Wahlprüfstein Höchster Kreisblatt

Warum sollen die Schwalbacher Sie am 15. März zum Bürgermeister/zur Bürgermeisterin wählen?

Mir ist die Nähe zu den Menschen wichtig. Ich werde nichts versprechen, was ich nicht halten kann. Aber ich höre zu, nehme Anliegen ernst und packe Unerledigtes an. Ich stehe für Verlässlichkeit und Kontinuität, für eine transparente und gerechte Kommunalpolitik mit Haltung. Mit meiner beruflichen und politischen Erfahrung werde ich kompetent, zugewandt und parteiübergreifend Menschen zusammenführen und Entscheidungen erklären. Projekte müssen klar priorisiert werden, damit die Umsetzung zeitnah erfolgt. Mit Pragmatismus, Erfahrung und Leidenschaft werde ich die Interessen der Menschen in unserer Stadt vertreten.

Wie wollen Sie die finanzielle Situation der Stadt verbessern?
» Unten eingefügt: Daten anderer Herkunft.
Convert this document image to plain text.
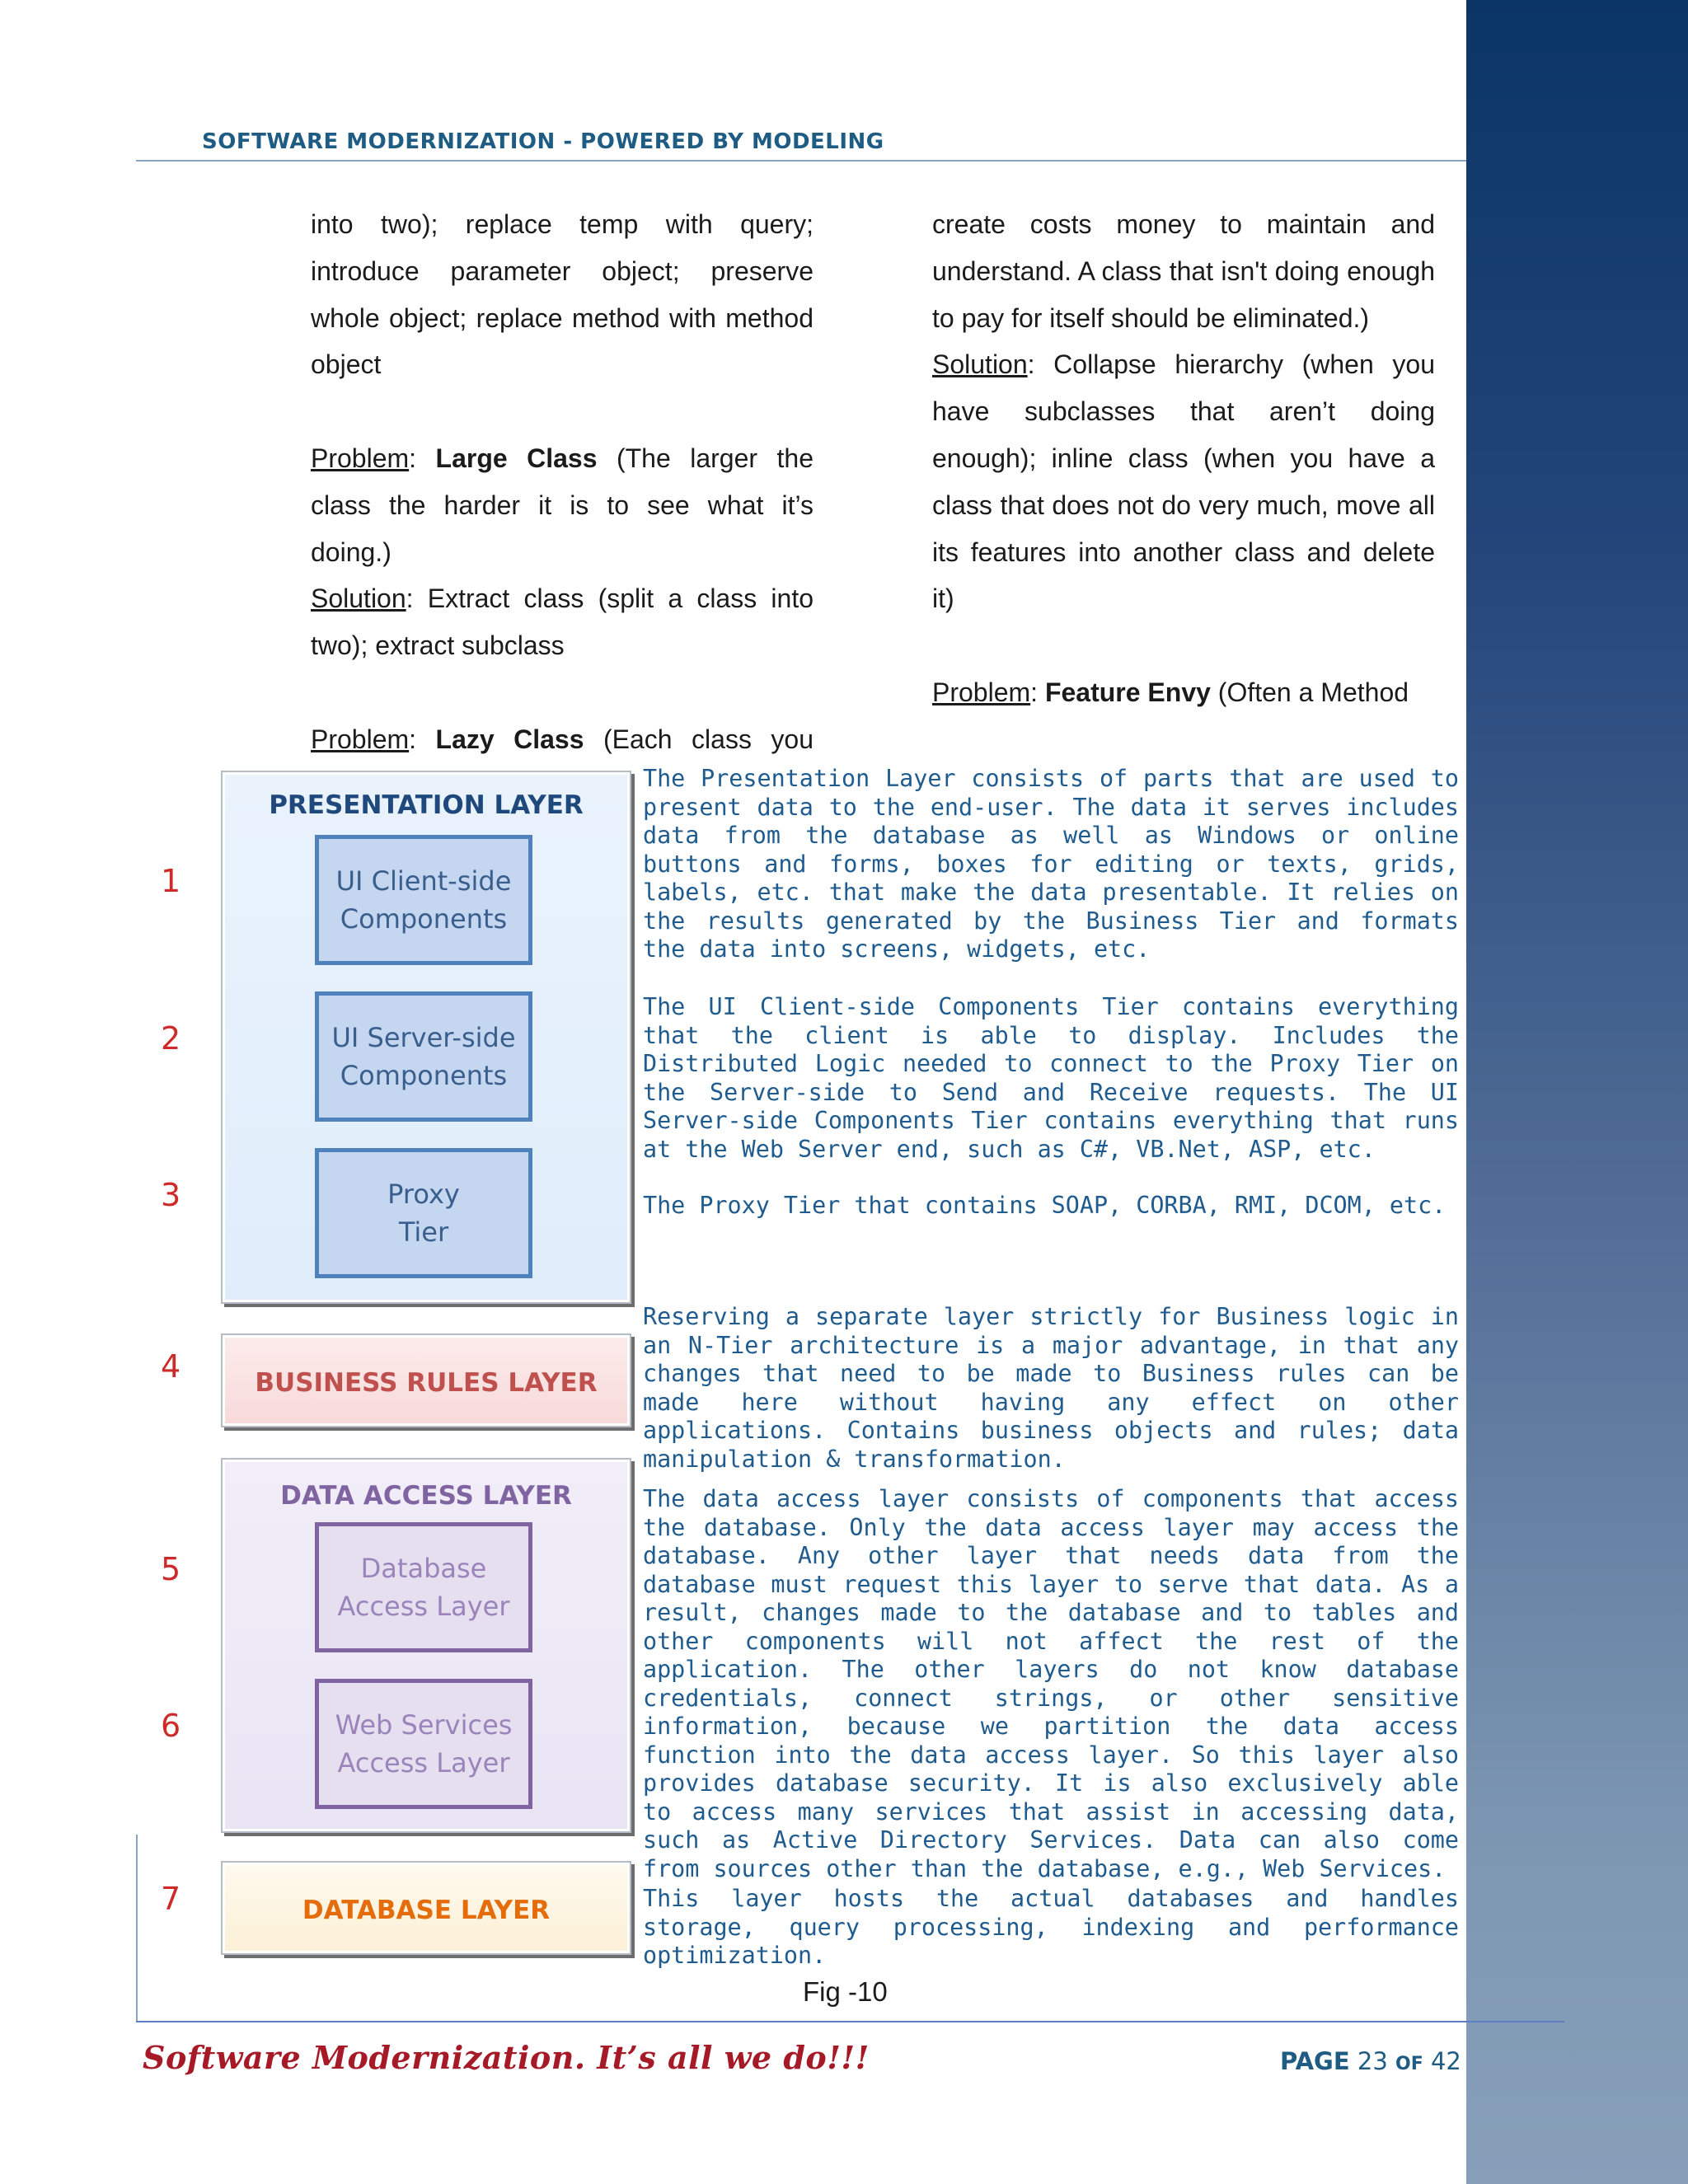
SOFTWARE MODERNIZATION - POWERED BY MODELING

into two); replace temp with query; introduce parameter object; preserve whole object; replace method with method object

Problem: Large Class (The larger the class the harder it is to see what it’s doing.)

Solution: Extract class (split a class into two); extract subclass

Problem: Lazy Class (Each class you

create costs money to maintain and understand. A class that isn't doing enough to pay for itself should be eliminated.)

Solution: Collapse hierarchy (when you have subclasses that aren’t doing enough); inline class (when you have a class that does not do very much, move all its features into another class and delete it)

Problem: Feature Envy (Often a Method

1
2
3
4
5
6
7
PRESENTATION LAYER
UI Client-side
Components
UI Server-side
Components
Proxy
Tier
BUSINESS RULES LAYER
DATA ACCESS LAYER
Database
Access Layer
Web Services
Access Layer
DATABASE LAYER
The Presentation Layer consists of parts that are used to present data to the end-user. The data it serves includes data from the database as well as Windows or online buttons and forms, boxes for editing or texts, grids, labels, etc. that make the data presentable. It relies on the results generated by the Business Tier and formats the data into screens, widgets, etc.
The UI Client-side Components Tier contains everything that the client is able to display. Includes the Distributed Logic needed to connect to the Proxy Tier on the Server-side to Send and Receive requests. The UI Server-side Components Tier contains everything that runs at the Web Server end, such as C#, VB.Net, ASP, etc.
The Proxy Tier that contains SOAP, CORBA, RMI, DCOM, etc.
Reserving a separate layer strictly for Business logic in an N-Tier architecture is a major advantage, in that any changes that need to be made to Business rules can be made here without having any effect on other applications. Contains business objects and rules; data manipulation & transformation.
The data access layer consists of components that access the database. Only the data access layer may access the database. Any other layer that needs data from the database must request this layer to serve that data. As a result, changes made to the database and to tables and other components will not affect the rest of the application. The other layers do not know database credentials, connect strings, or other sensitive information, because we partition the data access function into the data access layer. So this layer also provides database security. It is also exclusively able to access many services that assist in accessing data, such as Active Directory Services. Data can also come from sources other than the database, e.g., Web Services.
This layer hosts the actual databases and handles storage, query processing, indexing and performance optimization.
Fig -10
Software Modernization. It’s all we do!!!	PAGE 23 OF 42
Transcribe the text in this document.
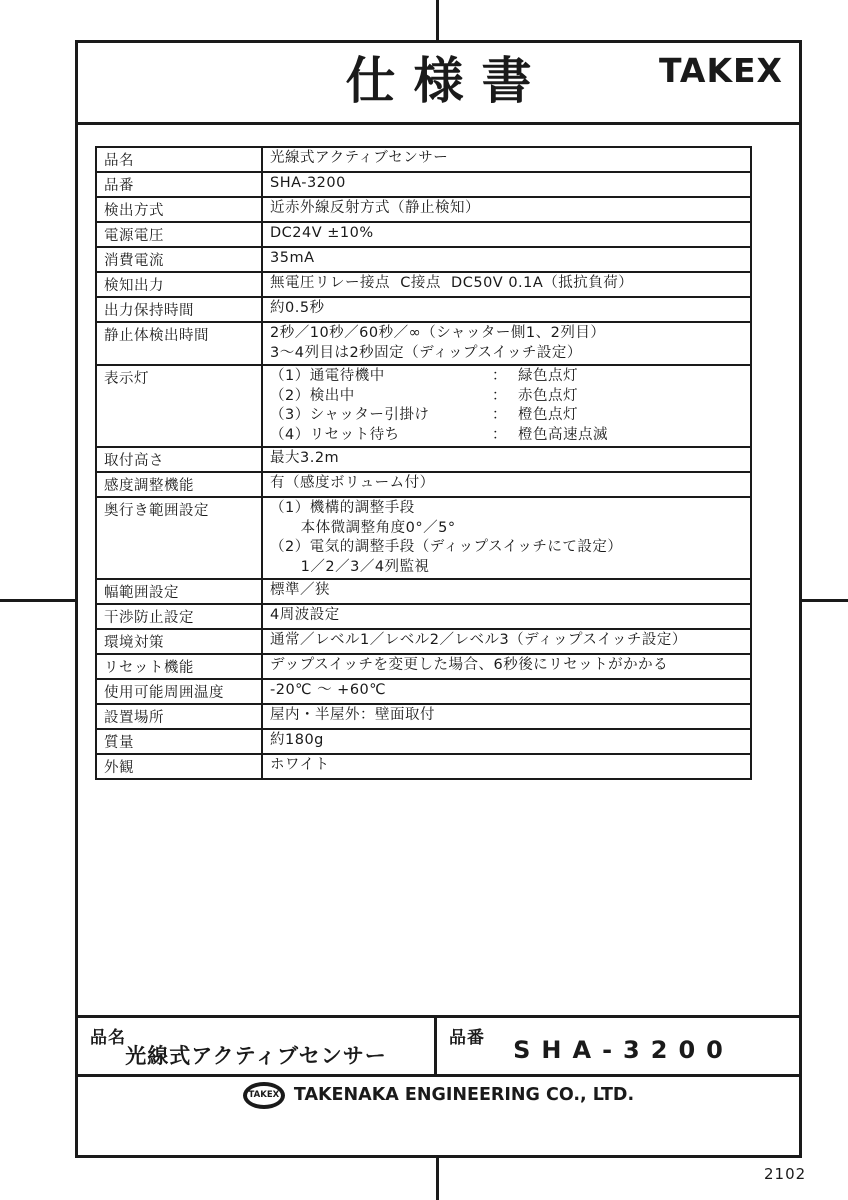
仕様書	TAKEX
品名	光線式アクティブセンサー

品番	SHA-3200

検出方式	近赤外線反射方式（静止検知）

電源電圧	DC24V ±10%

消費電流	35mA

検知出力	無電圧リレー接点  C接点  DC50V 0.1A（抵抗負荷）

出力保持時間	約0.5秒

静止体検出時間	2秒／10秒／60秒／∞（シャッター側1、2列目）
3～4列目は2秒固定（ディップスイッチ設定）

表示灯	（1）通電待機中 ： 緑色点灯
（2）検出中 ： 赤色点灯
（3）シャッター引掛け ： 橙色点灯
（4）リセット待ち ： 橙色高速点滅

取付高さ	最大3.2m

感度調整機能	有（感度ボリューム付）

奥行き範囲設定	（1）機構的調整手段
本体微調整角度0°／5°
（2）電気的調整手段（ディップスイッチにて設定）
1／2／3／4列監視

幅範囲設定	標準／狭

干渉防止設定	4周波設定

環境対策	通常／レベル1／レベル2／レベル3（ディップスイッチ設定）

リセット機能	デップスイッチを変更した場合、6秒後にリセットがかかる

使用可能周囲温度	-20℃ ～ +60℃

設置場所	屋内・半屋外：壁面取付

質量	約180g

外観	ホワイト
品名
光線式アクティブセンサー
品番	SHA-3200
TAKEX TAKENAKA ENGINEERING CO., LTD.
2102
Wir brauchen eine neue Strategie bei der Finanzierung größerer Projekte. Investitionen müssen zielgenau eingesetzt, effizient umgesetzt und teilweise über Kredite finanziert werden. Es darf keine Investition mehr ohne Wirtschaftlichkeits- und Folgekostenberechnung geben und wir brauchen ein Finanz- und Projektcontrolling. Beim Haushalt gilt für mich das Prinzip der Klarheit und Wahrheit, damit wir endlich mit realistischen Zahlen arbeiten. Die Gewerbesteuereinnahmen steigen wieder mit verlässlichen Standortbedingungen, durch die Weiterentwicklung bestehender Gewerbegebiete und gute Wirtschaftsförderung.

Welche Möglichkeiten sehen Sie, neuen und bezahlbaren Wohnraum zu schaffen?

Der Bedarf an neuem, bezahlbarem und sozial gefördertem Wohnungsbau ist hoch. Die meisten Menschen sind auf faire Mieten angewiesen. Doch für sie wurde in den vergangenen Jahren in Schwalbach nichts getan. Bei der B-Plan-Änderung des Grundstücks „Am Erlenborn“ hatten wir Grünen beantragt, dort sozialen Wohnungsbau festzusetzen. Dies scheiterte an SPD und CDU. Bei der Entwicklung des Geländes „Am Flachsacker“ oder auf dem Conti-Gelände darf sich das nicht wiederholen. Zudem muss der neue Fernwärmevertrag mit der Süwag ausgesetzt und neu verhandelt werden. Die viel zu hohen Preise müssen runter.

Was wollen Sie in der Stadtverwaltung verändern?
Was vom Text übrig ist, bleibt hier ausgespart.